Dem Inhalt nach handelte es sich auch hier um ein Übergangsverhältnis, das sich über folgende Stufen aufhob:

  1. Unterstellung der MTS-Brigaden unter die Einsatzleitung der LPG (praktiziert im Bereich der fortgeschrittenen LPG seit 1958);
  2. Leihweise Übergabe an die LPG Typ III (beginnend 1959) und
  3. Verkauf dieser Technik an die LPG (beginnend 1963).

In die MTS hatte der sozialistische Staat von 1954 bis 1961 6 Mrd. DM Anschaffungskosten und 6,3 Mrd. DM zur Subventionierung der Einsatzkosten investiert. Das bedeutete eine große ökonomische Hilfe für die jungen Genossenschaften, denen damit nicht nur ein Teil der Selbstkosten erspart blieb; ein Teil der für die Entwicklung der Landwirtschaft notwendigen Akkumulation erfolgte damit aus volkseigenen Mitteln, wurde also durch die Arbeiterklasse erwirtschaftet. Beim Verkauf der Technik der MTS/RTS an die LPG flossen von den besagten Mitteln ganze 233 Mio. DM in den Staatshaushalt zurück. Quelle!

c) Erwirtschaftung genossenschaftseigener Produktionsmittel.

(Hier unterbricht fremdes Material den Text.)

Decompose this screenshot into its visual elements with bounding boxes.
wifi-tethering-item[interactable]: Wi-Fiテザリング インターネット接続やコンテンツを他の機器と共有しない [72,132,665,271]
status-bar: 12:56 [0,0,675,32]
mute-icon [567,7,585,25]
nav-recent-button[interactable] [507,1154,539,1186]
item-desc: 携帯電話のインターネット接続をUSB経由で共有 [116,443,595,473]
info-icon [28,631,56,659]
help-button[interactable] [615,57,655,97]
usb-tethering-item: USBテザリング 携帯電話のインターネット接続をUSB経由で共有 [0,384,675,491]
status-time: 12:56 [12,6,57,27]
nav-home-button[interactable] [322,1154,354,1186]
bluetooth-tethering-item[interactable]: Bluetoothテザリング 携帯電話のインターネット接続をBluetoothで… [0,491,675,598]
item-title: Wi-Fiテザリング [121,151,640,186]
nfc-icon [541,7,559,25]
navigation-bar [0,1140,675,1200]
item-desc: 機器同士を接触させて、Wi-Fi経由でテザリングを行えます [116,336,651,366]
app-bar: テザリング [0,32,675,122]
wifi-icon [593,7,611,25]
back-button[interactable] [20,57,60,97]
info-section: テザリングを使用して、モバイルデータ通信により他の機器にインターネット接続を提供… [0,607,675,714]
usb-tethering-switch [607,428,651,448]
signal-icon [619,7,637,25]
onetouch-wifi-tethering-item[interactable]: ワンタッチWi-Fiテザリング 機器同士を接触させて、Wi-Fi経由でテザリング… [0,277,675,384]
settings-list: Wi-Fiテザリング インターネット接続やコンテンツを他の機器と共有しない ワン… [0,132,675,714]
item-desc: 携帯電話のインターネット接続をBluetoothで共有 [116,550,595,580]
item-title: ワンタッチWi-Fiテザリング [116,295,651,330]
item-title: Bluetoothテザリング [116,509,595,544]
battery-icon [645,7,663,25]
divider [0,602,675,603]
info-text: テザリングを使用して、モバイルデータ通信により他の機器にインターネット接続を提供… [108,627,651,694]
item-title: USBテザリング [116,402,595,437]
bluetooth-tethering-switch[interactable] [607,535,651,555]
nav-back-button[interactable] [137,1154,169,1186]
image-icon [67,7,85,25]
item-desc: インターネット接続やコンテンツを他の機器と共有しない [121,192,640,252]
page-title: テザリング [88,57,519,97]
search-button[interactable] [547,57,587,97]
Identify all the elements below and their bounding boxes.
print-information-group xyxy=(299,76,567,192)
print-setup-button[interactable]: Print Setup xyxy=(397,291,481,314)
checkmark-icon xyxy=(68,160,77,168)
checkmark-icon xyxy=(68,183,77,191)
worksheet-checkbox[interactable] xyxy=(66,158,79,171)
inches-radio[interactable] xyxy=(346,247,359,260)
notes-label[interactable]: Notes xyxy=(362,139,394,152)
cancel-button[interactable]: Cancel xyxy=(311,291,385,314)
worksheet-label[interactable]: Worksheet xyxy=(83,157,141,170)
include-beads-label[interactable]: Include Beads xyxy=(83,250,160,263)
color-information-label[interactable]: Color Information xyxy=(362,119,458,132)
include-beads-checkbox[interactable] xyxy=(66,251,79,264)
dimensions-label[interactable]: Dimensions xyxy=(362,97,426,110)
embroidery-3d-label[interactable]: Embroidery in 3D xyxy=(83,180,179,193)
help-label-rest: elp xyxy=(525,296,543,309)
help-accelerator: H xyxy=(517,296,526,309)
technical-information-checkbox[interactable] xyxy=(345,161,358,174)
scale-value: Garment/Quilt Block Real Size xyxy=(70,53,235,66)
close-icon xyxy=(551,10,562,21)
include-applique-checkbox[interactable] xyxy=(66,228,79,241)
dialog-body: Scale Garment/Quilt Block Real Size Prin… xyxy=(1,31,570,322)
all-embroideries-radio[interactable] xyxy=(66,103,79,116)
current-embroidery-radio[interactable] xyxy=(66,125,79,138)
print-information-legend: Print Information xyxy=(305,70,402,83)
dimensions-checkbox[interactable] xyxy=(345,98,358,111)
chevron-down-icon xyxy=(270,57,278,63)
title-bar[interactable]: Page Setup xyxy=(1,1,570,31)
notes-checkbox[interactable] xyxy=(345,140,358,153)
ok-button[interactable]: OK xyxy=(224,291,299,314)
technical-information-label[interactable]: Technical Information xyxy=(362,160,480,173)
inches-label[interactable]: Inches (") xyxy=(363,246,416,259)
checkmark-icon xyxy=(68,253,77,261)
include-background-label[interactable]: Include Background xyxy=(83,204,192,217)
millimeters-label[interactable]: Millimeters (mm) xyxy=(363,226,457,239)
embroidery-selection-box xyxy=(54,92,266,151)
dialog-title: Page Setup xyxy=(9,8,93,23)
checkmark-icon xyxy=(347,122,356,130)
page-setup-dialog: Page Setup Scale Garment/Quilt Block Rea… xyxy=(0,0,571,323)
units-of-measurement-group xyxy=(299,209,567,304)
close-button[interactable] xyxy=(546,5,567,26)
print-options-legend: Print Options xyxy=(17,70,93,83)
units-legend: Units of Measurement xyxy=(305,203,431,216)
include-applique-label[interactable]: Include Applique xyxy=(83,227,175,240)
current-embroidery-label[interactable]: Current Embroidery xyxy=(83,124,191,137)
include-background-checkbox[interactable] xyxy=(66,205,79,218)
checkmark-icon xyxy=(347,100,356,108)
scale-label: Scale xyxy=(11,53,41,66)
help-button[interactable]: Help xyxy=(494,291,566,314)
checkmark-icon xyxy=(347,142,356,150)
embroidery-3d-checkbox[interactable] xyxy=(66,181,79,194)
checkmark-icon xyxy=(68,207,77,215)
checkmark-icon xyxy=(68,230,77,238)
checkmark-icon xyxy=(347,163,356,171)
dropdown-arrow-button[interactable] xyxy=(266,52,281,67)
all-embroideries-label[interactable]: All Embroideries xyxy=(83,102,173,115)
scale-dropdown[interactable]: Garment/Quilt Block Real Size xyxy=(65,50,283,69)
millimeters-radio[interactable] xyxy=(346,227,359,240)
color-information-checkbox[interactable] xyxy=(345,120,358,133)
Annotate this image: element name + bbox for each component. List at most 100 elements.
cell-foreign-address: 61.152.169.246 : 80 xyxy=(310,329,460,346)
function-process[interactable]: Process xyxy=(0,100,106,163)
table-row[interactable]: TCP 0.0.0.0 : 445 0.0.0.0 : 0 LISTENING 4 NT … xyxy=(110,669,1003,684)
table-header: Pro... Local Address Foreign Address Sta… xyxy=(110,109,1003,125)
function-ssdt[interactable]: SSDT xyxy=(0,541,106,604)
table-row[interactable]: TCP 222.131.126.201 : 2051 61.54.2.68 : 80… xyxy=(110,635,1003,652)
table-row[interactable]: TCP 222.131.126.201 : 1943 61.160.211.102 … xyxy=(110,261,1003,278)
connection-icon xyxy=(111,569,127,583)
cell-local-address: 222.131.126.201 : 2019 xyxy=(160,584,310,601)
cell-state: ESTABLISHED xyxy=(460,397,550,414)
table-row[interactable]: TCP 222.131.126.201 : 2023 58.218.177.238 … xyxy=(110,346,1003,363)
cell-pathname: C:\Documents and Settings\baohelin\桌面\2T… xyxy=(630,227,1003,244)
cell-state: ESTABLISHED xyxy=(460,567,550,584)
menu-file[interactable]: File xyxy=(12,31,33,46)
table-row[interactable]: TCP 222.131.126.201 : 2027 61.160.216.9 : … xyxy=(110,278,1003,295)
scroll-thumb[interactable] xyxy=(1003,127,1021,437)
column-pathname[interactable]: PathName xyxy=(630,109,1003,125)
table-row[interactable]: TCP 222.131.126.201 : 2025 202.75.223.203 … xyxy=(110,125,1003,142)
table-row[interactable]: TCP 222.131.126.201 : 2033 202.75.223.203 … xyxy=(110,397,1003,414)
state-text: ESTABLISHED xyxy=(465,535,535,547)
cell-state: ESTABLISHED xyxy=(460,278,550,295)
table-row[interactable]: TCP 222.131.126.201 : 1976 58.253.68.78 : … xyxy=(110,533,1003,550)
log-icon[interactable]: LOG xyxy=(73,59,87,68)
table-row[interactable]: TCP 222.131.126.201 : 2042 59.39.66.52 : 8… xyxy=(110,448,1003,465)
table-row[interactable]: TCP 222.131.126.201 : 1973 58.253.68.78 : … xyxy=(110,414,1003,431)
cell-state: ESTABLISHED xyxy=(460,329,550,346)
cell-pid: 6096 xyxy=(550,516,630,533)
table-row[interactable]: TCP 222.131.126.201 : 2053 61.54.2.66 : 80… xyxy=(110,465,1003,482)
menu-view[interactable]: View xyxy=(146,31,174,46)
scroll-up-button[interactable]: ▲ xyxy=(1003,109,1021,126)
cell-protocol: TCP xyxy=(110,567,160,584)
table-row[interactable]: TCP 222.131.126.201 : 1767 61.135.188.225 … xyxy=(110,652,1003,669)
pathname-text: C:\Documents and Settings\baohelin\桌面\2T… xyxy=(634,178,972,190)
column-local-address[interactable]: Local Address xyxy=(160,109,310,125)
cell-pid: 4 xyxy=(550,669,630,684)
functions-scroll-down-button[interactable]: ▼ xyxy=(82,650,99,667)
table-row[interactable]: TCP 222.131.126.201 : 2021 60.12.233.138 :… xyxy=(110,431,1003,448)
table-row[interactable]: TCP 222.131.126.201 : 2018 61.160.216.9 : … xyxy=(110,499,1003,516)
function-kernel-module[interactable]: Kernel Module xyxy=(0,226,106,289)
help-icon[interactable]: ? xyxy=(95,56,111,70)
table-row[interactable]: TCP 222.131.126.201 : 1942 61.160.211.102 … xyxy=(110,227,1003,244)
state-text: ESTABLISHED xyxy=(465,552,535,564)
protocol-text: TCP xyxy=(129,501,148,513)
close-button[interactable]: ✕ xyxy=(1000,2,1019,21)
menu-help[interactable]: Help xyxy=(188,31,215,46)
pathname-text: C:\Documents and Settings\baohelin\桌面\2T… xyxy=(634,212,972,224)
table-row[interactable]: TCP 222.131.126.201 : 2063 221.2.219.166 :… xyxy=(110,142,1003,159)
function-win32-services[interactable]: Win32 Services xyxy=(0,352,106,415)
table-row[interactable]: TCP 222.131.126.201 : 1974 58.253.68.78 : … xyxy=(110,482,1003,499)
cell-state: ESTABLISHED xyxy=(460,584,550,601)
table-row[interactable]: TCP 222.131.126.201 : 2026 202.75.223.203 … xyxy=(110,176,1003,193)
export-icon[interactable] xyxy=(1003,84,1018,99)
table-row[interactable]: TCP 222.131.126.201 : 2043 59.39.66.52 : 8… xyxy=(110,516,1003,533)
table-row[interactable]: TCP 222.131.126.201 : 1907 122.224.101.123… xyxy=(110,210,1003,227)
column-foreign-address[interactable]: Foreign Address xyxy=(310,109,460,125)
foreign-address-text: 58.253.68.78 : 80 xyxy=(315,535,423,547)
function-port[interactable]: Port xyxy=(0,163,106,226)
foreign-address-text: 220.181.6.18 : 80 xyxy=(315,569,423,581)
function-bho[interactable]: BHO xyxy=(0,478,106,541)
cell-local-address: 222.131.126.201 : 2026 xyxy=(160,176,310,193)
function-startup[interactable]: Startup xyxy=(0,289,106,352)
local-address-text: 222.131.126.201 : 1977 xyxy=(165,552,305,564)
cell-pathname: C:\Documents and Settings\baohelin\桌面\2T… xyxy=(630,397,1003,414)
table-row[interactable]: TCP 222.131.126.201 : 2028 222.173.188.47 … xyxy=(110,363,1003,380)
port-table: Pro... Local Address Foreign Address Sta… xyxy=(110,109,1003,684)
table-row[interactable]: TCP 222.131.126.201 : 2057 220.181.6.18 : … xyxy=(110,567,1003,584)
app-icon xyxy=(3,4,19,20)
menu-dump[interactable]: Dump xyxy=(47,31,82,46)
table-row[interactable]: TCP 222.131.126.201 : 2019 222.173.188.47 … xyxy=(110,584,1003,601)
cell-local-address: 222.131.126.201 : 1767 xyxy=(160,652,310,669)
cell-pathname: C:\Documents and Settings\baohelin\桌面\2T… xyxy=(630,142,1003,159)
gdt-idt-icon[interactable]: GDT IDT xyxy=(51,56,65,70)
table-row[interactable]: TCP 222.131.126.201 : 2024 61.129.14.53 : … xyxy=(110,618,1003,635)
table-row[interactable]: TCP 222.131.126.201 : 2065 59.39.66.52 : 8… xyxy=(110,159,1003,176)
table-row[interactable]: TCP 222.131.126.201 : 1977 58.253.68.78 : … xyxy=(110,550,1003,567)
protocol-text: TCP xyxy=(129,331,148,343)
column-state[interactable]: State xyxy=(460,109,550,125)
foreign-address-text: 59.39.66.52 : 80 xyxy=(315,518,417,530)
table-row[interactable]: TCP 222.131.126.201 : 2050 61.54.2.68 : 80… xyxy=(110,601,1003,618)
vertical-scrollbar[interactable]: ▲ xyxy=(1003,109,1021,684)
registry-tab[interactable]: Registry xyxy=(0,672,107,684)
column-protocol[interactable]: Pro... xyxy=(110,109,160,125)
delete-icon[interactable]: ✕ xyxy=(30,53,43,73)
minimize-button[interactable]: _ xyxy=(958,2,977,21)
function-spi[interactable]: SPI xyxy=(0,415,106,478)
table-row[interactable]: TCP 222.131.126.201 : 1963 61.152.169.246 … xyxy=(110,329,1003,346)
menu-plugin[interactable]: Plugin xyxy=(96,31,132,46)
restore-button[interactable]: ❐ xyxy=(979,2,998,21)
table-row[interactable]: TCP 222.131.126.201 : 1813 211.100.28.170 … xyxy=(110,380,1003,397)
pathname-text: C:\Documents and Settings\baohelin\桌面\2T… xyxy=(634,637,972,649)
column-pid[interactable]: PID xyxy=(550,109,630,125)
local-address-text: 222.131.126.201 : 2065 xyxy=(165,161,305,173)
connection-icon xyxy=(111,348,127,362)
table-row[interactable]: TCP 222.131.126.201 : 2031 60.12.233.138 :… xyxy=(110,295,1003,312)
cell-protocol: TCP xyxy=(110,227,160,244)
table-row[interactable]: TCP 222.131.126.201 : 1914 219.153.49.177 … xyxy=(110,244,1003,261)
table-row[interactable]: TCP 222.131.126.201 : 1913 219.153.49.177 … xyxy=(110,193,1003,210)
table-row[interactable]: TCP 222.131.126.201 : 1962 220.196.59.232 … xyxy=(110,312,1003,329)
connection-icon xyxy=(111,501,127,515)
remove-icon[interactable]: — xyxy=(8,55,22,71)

Erst wenn die genossenschaftliche Produktion primär auf "unteilbaren" genossenschaftlichen Fonds beruht, kann auch davon gesprochen werden, daß sich das genossenschaftliche Eigentumsverhältnis auf eigener materieller Grundlage realisiert. Wirklich unteilbar sind die Fonds erst dann, wenn die materiell-technische Basis der genossenschaftlichen Produktion die materiell-technische Basis der landwirtschaftlichen Großproduktion ist. Davon konnte zunächst kaum gesprochen werden, zumal ein großer Teil der LPG in den ersten Jahren ihres Bestehens nicht rentabel wirtschaftete, niedrige Geldeinnahmen erzielte und demzufolge kaum aus eigenen Mitteln die einfache Reproduktion gewährleisten konnte. Hinsichtlich der Feldbestellungs- und Erntetechnik war eine eigene Akkumulation aus der sicht der Genossenschaft zunächst weder möglich noch sinnvoll. 1961 betrug der Grundmittelbestand der LPG Typ III im DDR-Durchschnitt je ha 2148 DM, wovon 46,2 % aus langfristigen staatlichen Krediten stammten. Quelle!
Die Zuführungen zu den Grundmittelfonds wurden, soweit erweiterte Reproduktion möglich war, zur Anschaffung von Transport- und Ladetechnik, Verarbeitungseinrichtungen, zur Schaffung von Lagerkapazitäten und zum Aufbau einer genossenschaftlichen Viehhaltung mit den Gebäuden und der erforderlichen Innenmechanisierung angelegt.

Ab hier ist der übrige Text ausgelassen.